Fortnite could be banned from iPhones and other Apple devices for a year, the game’s developer, Epic Games, has revealed, as the court battle between the two companies continues.
The scale of the ban was revealed in a legal filing from Epic, which asks the court to force Apple to allow the game back on the iOS App Store while the wider lawsuit winds its way to a full hearing.
Epic is “likely to suffer irreparable harm” if the ban continues, the company’s filing says, because it has more than 116 million registered users on Apple devices, who are now unable to update the software or reinstall it if it is deleted.
Previously, Apple’s position had been that Epic could restore its access immediately if it conceded the main point of its lawsuit and removed the unauthorised payment system it had built into the game.

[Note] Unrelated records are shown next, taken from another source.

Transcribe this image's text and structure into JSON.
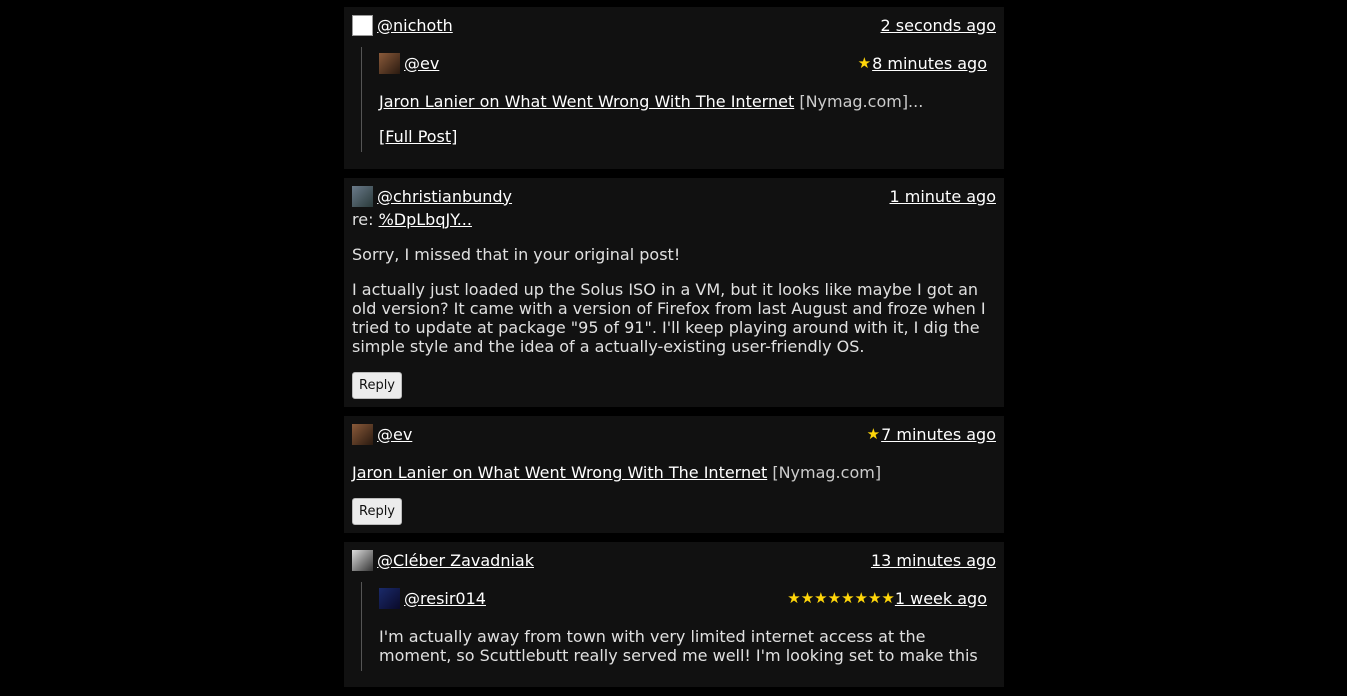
{
  "posts": [
    {
      "author": "@nichoth",
      "time": "2 seconds ago",
      "quoted": {
        "author": "@ev",
        "star": "★",
        "time": "8 minutes ago",
        "link": "Jaron Lanier on What Went Wrong With The Internet",
        "source": "[Nymag.com]...",
        "full_post": "[Full Post]"
      }
    },
    {
      "author": "@christianbundy",
      "time": "1 minute ago",
      "re_prefix": "re:",
      "re_link": "%DpLbqJY...",
      "paragraphs": [
        "Sorry, I missed that in your original post!",
        "I actually just loaded up the Solus ISO in a VM, but it looks like maybe I got an old version? It came with a version of Firefox from last August and froze when I tried to update at package \"95 of 91\". I'll keep playing around with it, I dig the simple style and the idea of a actually-existing user-friendly OS."
      ],
      "reply": "Reply"
    },
    {
      "author": "@ev",
      "star": "★",
      "time": "7 minutes ago",
      "link": "Jaron Lanier on What Went Wrong With The Internet",
      "source": "[Nymag.com]",
      "reply": "Reply"
    },
    {
      "author": "@Cléber Zavadniak",
      "time": "13 minutes ago",
      "quoted": {
        "author": "@resir014",
        "stars": "★★★★★★★★",
        "time": "1 week ago",
        "text": "I'm actually away from town with very limited internet access at the moment, so Scuttlebutt really served me well! I'm looking set to make this"
      }
    }
  ],
  "colors": {
    "background": "#000000",
    "card": "#111111",
    "star": "#ffd60a"
  }
}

But according to Epic’s latest filing that stance has changed. The company quoted the August email from Apple that terminated its App Store access, which warns that “we will deny your reapplication to the Apple Developer Program for at least a year considering the nature of your acts”.
The year-long ban means there is little chance of Fortnite returning to the App Store before the conclusion of the full court hearing, which begins at the end of this month and could last up to a year itself, unless the company wins a preliminary injunction it filed on Friday.
On Tuesday, Apple countersued, calling Epic’s conduct “wilful, brazen, and unlawful”, and arguing that the entire lawsuit “is nothing more than a basic disagreement over money.”
Apple’s 67-page response argues: “Although Epic portrays itself as a modern corporate Robin Hood, in reality it is a multibillion-dollar enterprise that simply wants to pay nothing for the tremendous value it derives from the App Store.
“This court should hold Epic to its contractual promises, award Apple compensatory and punitive damages, and enjoin Epic from engaging in further unfair business practices.”
Epic has a history of using the power and popularity of Fortnite to attack what it sees as unfair restrictions from platform holders. In 2018, the company won a standoff with Sony, which had banned it from enabling “cross-play” between PlayStation and Xbox users. Later that year, Epic launched its own PC game store, in an effort to end the domination of Steam, the largest distributer of computer games. And alongside the Apple lawsuit, Epic launched a second aimed at Google after it was banned from the Android app store as well.